No obstante, ¿por qué ese disgusto y esa preocupación? ¿No es agua lo que
precisa el campo? Sí, pero… su campo está más allá de la Loma de los Sapos.
La maquinita pita al dejar de lado la estación y a
Pedro Pascual le parece que ha asustado las nubes. Se arremolinan, cambian de
rumbo, se abren, como rajadas, como pechadas por un soplido formidable. El sol
recae en la arena gris y amarronada y Pedro Pascual siente como si lo iluminara
por dentro, porque el frente de nubes semeja haber reculado para llevarle el
agua adonde él la precisa.
Ahora Pedro Pascual se reintegra al sitio donde está
parado. Ahora lo entiende todo: la maquinita era algo así como un rastreador, o
como un payaso que encabeza el desfile del circo. El “tren del rey”, el tren
que debe ser distinto de todos los trenes que se escapan por los rieles, viene
más serio, allá al fondo.
Es distinto, se dice Pedro Pascual. Se da razones;
porque en el miriñaque tiene unos escudos, y dos banderas. . . ¿Y por qué más?
Porque parece deshabitado, con las ventanillas caídas, y nadie que se asome,
nadie que baje o suba. El maquinista, allá, y un guarda, acá, y en las losetas
de portland de la estación un milico cuadrado haciendo el saludo, ¿a quién?
La poblada, que no se animaba, se cuela en el andén y
nadie la ataja. Los chicos están como chupados por lo que no ocurre. Los
hombres caminan, largo a largo, pisan fuerte, y harían ruido si pudieran, pero
las alpargatas no suenan. Se hablan alto, por mostrar coraje, mas ni uno solo
mira el tren, como si no estuviera.
Después, cuando se va, sí, se quedan mirándole la cola
y a los comentarios: “¡ Será ! . . . “
Antes que el tren sea una memoria, llega de atrás el
avioncito obsequioso, dispuesto a no perderle los pasos.
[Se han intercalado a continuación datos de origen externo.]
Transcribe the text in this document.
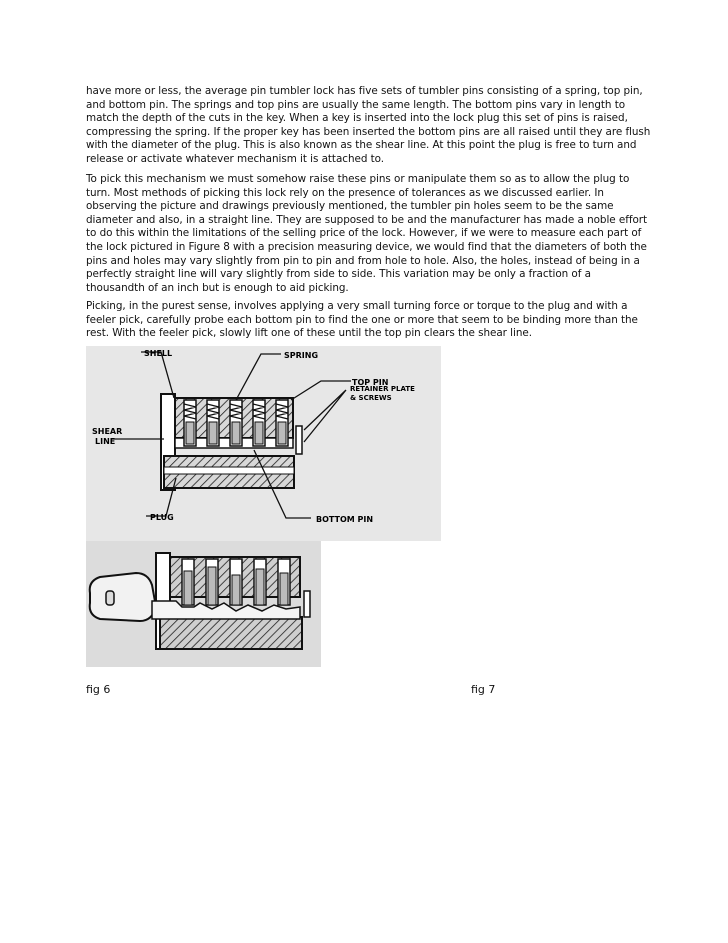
have more or less, the average pin tumbler lock has five sets of tumbler pins consisting of a spring, top pin, and bottom pin. The springs and top pins are usually the same length. The bottom pins vary in length to match the depth of the cuts in the key. When a key is inserted into the lock plug this set of pins is raised, compressing the spring. If the proper key has been inserted the bottom pins are all raised until they are flush with the diameter of the plug. This is also known as the shear line. At this point the plug is free to turn and release or activate whatever mechanism it is attached to.

To pick this mechanism we must somehow raise these pins or manipulate them so as to allow the plug to turn. Most methods of picking this lock rely on the presence of tolerances as we discussed earlier. In observing the picture and drawings previously mentioned, the tumbler pin holes seem to be the same diameter and also, in a straight line. They are supposed to be and the manufacturer has made a noble effort to do this within the limitations of the selling price of the lock. However, if we were to measure each part of the lock pictured in Figure 8 with a precision measuring device, we would find that the diameters of both the pins and holes may vary slightly from pin to pin and from hole to hole. Also, the holes, instead of being in a perfectly straight line will vary slightly from side to side. This variation may be only a fraction of a thousandth of an inch but is enough to aid picking.

Picking, in the purest sense, involves applying a very small turning force or torque to the plug and with a feeler pick, carefully probe each bottom pin to find the one or more that seem to be binding more than the rest. With the feeler pick, slowly lift one of these until the top pin clears the shear line.

SHELL	SPRING
TOP PIN
RETAINER PLATE
& SCREWS
SHEAR
LINE
PLUG	BOTTOM PIN
fig 6	fig 7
Tendrá que arrepentirse, Pedro Pascual, de la
curiosidad y de la demora; aunque poco tiempo le será dado para su
arrepentimiento.
A una hora de marcha de la estación, donde ya no hay puestos
de cabras, lo recibe y lo acosa, lo ciega el agua del cielo. Lo achica, lo
voltea, como si quisiera tirarlo a un pozo. Lo acobarda, le mete miedo,
trenzada con los refusilos que son de una pureza como la de la hoja del más
peligroso acero.
Pedro Pascual deja el pescante. No quiere abandonar el
caballito; pero el monte es achaparrado y apenas cabe él, en cuclillas. El
animal humilde, obediente a una orden no pronunciada, se queda en la huella con
el chaparrón en los lomos.
Entonces sucede. El rayo se desgarra como una
llamarada blanca y prende en el alpataco de ramas curvas que daban amparo al
hombre. Pedro Pascual alcanza a gritar, mientras se achicharra. Ruido hace, de
achicharrarse.
El caballo, a unos metros, relincha de pavor, ciego de
luz, y se desemboca a la noche con el lastre del carro y el pasto que le hunde
las ruedas en la arena y en el agua, pero no lo frena.
Clarea en el bajo, mas no en los ojos del animal.
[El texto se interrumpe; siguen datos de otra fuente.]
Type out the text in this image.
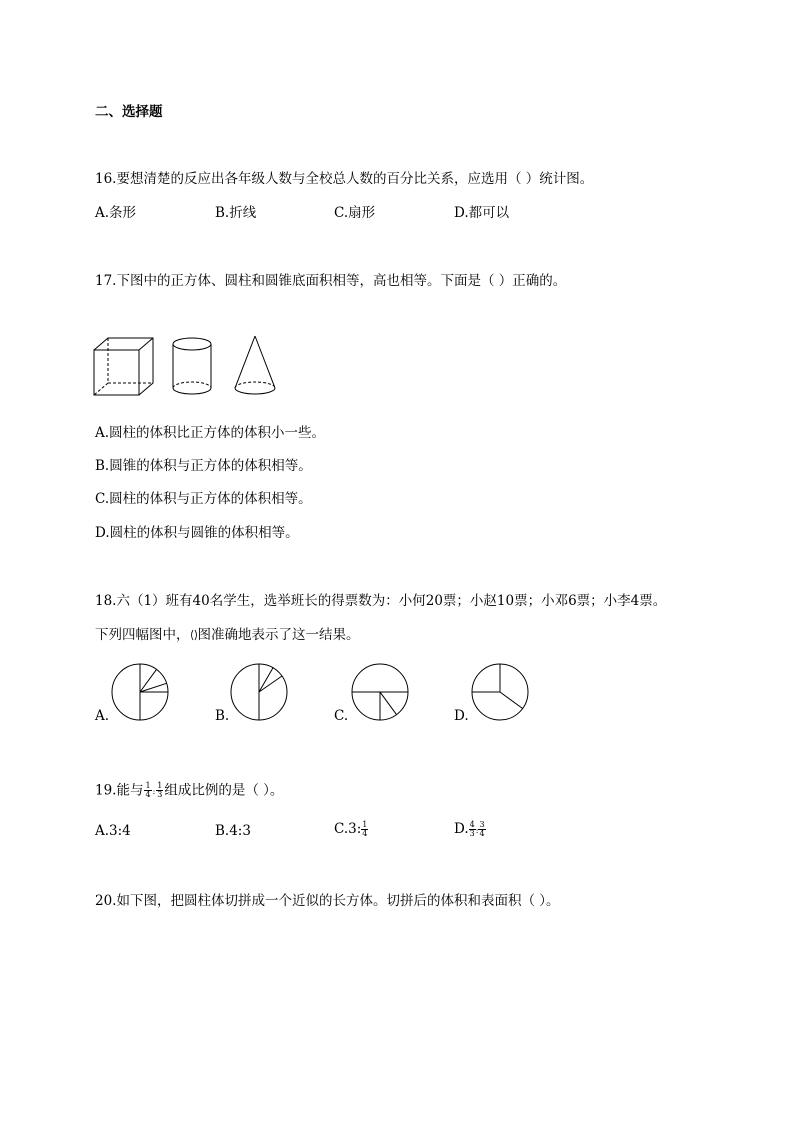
二、选择题
16.要想清楚的反应出各年级人数与全校总人数的百分比关系，应选用（ ）统计图。
A.条形	B.折线	C.扇形	D.都可以
17.下图中的正方体、圆柱和圆锥底面积相等，高也相等。下面是（ ）正确的。
A.圆柱的体积比正方体的体积小一些。
B.圆锥的体积与正方体的体积相等。
C.圆柱的体积与正方体的体积相等。
D.圆柱的体积与圆锥的体积相等。
18.六（1）班有40名学生，选举班长的得票数为：小何20票；小赵10票；小邓6票；小李4票。
下列四幅图中， 图准确地表示了这一结果。
A.	B.	C.	D.
19.能与 $\frac{1}{4}$ : $\frac{1}{3}$ 组成比例的是（ ）。
A.3:4	B.4:3	C.3: $\frac{1}{4}$	D. $\frac{4}{3}$ : $\frac{3}{4}$
20.如下图，把圆柱体切拼成一个近似的长方体。切拼后的体积和表面积（ ）。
Ha huido toda la noche. Afloja el paso, somnoliento y
vencido, y se detiene. El carro le pesa como un tirón a lo largo de las varas;
sin embargo, lo aguanta. Cabecea un sueño. La pititorra picotea la superficie
del pasto y a saltitos lleva su osadía por todo el dorso del caballo, hasta la
cabeza. El animal despierta y se sacude y el pajarito le vuela en torno y deja
a la vista las plumas blancas del pecho, adorno de su masa gris pardusca.
Después lo abandona.
El cuadrúpedo obedece al hambre, más que a la fatiga.
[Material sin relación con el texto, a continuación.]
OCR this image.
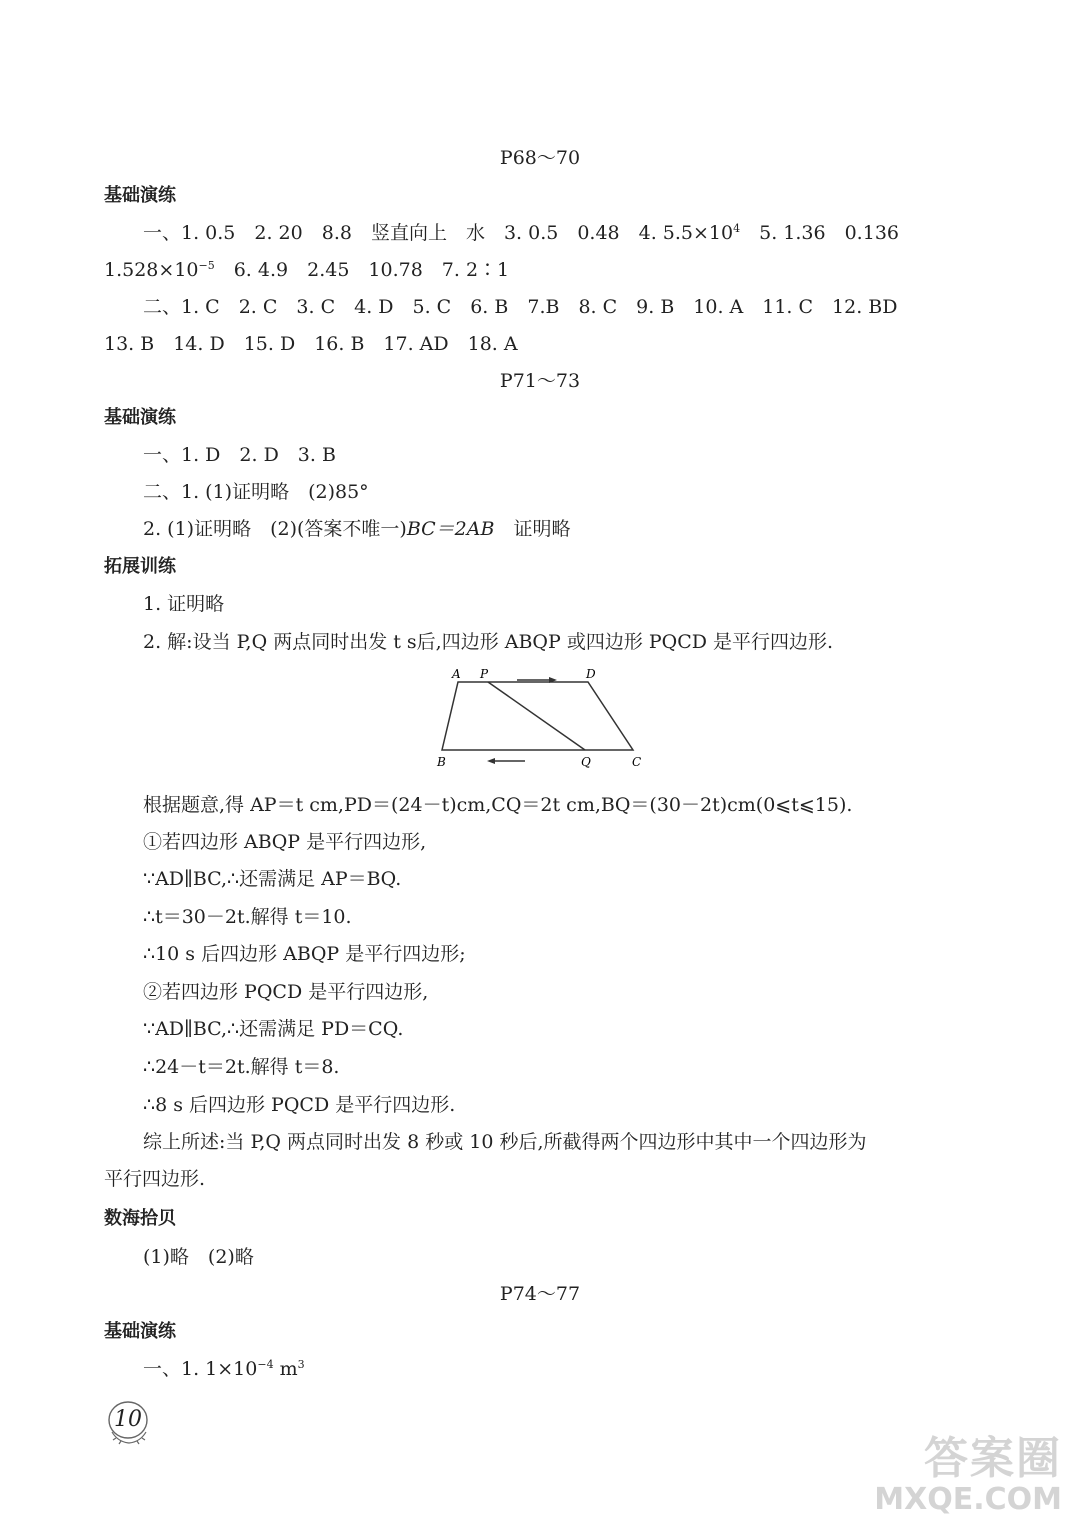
P68～70
基础演练
一、1. 0.5　2. 20　8.8　竖直向上　水　3. 0.5　0.48　4. $5.5\times 10^4$　5. 1.36　0.136
$1.528\times 10^{-5}$　6. 4.9　2.45　10.78　7. 2∶1
二、1. C　2. C　3. C　4. D　5. C　6. B　7.B　8. C　9. B　10. A　11. C　12. BD
13. B　14. D　15. D　16. B　17. AD　18. A
P71～73
基础演练
一、1. D　2. D　3. B
二、1. (1)证明略　(2)85°
2. (1)证明略　(2)(答案不唯一)BC＝2AB　证明略
拓展训练
1. 证明略
2. 解:设当 P,Q 两点同时出发 t s后,四边形 ABQP 或四边形 PQCD 是平行四边形.
A P	D
B	Q	C
根据题意,得 AP＝t cm,PD＝(24－t)cm,CQ＝2t cm,BQ＝(30－2t)cm(0⩽t⩽15).
①若四边形 ABQP 是平行四边形,
∵AD∥BC,∴还需满足 AP＝BQ.
∴t＝30－2t.解得 t＝10.
∴10 s 后四边形 ABQP 是平行四边形;
②若四边形 PQCD 是平行四边形,
∵AD∥BC,∴还需满足 PD＝CQ.
∴24－t＝2t.解得 t＝8.
∴8 s 后四边形 PQCD 是平行四边形.
综上所述:当 P,Q 两点同时出发 8 秒或 10 秒后,所截得两个四边形中其中一个四边形为
平行四边形.
数海拾贝
(1)略　(2)略
P74～77
基础演练
一、1. $1\times 10^{-4}$ $m^3$
10
答案圈
MXQE.COM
El pasto mojado de su carga le alerta las narices. Hunde el casco, afirma el
remo, para darse impulso, y sale a buscar.
Huele, tras de orientarse, si bien donde está ya no
hay ni la huella que ayuda y el silencio es tan imperioso que el animal ni relincha,
como si participara de una mudez y una sordera universales.
El sol golpea en la arena, rebota y se le mete en la
garganta.
No es difícil todavía beber, porque la lluvia
reciente se ha aposentado al pie de los algarrobos y el ramaje la defiende de una
rápida evaporación.
El olor de las vainas le remueve el instinto, por la
experiencia de otro día de hambre desesperada, pero el algarrobo, con sus
espinas, le acuchilla los labios.
El atardecer calma el día y concede un descanso al
animal.
La nueva luz revela una huella triple, que viene al
carro, se enmaraña y se devuelve. La formaron las patitas, que apenas se
levantan, del pichiciego, el Juan Calado, el del vestido trunco de algodón de
vidrio. El pasto enfardado pudo ser su golosina de una noche; estacionado, su
eterno almacén. Muy elevado, sin embargo, para sus cortas piernas.
Muy feo, además, como indicio del desamparo y la
pasividad del caballo de los ojos impedidos. Ahí está, débil, consumiéndose,
incapaz de responder a las urgencias de su estómago.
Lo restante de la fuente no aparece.